佐賀銀行の支店で起きた多額窃盗事件に絡み、1億円を超す預金者のリストを事件に関与したグループに渡したとして、福岡県警は5日、不正競争防止法違反(営業秘密の領得、開示)の疑いで元行員の吉田淳容疑者(42)=窃盗罪などで公判中=を再逮捕した。

 再逮捕容疑は昨年7月、福岡市の同行福岡本部で、同行が管理する1億円を超す預金者169人の名前や電話番号を紙に印刷するなどし、多額窃盗事件で逮捕された共犯の男に渡した疑い。

 佐賀銀行では福岡市の2支店で昨年、現金5430万円の窃盗事件と窃盗目的の侵入事件が発生し、吉田容疑者ら11人が逮捕された。吉田容疑者の逮捕は5回目。
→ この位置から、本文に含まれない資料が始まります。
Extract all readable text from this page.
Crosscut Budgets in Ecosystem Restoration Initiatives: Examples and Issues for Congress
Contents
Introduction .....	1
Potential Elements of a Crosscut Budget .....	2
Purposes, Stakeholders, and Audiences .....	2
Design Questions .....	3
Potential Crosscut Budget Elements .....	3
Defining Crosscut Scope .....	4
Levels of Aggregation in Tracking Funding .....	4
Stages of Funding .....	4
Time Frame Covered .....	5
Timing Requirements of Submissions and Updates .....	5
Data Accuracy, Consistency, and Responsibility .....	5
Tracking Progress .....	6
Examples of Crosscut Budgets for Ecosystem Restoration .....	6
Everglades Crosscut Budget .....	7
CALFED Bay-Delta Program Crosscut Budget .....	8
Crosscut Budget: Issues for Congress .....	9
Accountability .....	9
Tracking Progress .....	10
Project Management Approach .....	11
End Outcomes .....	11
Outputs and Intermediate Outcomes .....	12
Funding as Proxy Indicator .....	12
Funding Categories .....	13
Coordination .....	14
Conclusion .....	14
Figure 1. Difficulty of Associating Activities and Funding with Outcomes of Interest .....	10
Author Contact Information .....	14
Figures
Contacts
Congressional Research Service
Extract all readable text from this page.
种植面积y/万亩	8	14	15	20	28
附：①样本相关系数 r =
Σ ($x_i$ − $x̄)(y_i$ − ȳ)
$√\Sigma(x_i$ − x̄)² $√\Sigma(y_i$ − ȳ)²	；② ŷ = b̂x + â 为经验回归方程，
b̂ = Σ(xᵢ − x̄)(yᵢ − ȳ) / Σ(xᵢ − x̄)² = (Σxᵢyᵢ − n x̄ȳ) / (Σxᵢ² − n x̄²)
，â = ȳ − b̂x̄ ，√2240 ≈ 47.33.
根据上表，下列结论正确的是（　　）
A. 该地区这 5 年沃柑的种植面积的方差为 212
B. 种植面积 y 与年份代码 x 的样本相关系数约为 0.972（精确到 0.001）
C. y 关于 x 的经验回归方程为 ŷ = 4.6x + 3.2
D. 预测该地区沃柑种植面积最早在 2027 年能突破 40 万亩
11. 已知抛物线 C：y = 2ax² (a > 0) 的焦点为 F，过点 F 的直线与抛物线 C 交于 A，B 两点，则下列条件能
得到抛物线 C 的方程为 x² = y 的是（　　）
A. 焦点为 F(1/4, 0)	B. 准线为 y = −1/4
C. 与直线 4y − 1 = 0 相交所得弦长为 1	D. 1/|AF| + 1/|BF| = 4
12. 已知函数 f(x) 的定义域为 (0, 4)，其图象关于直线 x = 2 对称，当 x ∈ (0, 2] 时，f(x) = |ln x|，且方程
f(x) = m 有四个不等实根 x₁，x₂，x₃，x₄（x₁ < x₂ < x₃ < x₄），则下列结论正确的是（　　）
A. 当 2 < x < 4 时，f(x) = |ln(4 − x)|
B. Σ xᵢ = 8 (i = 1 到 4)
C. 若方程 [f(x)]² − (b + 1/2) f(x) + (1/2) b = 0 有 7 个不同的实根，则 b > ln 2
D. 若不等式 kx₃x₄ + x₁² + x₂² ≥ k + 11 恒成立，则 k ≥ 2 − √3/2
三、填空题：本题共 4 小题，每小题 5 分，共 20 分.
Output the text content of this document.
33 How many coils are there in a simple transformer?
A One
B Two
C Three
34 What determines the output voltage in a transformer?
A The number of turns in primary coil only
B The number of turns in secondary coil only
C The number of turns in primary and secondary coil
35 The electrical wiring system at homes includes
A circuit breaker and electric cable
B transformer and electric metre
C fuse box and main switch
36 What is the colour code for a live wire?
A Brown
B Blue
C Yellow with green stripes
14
 県警によると、吉田容疑者は顧客情報をまとめたデータベースにアクセスする権限を持っていた。共犯の男は、リストを基に福岡市内の預金者宅で空き巣をしようと計画したが、途中で断念。リストを使った窃盗被害は確認されていない。

 共犯の男が今年5月、弁護士を通じて県警にリストを提出。県警から連絡を受けた同行が流出を確認し、被害届を出していた。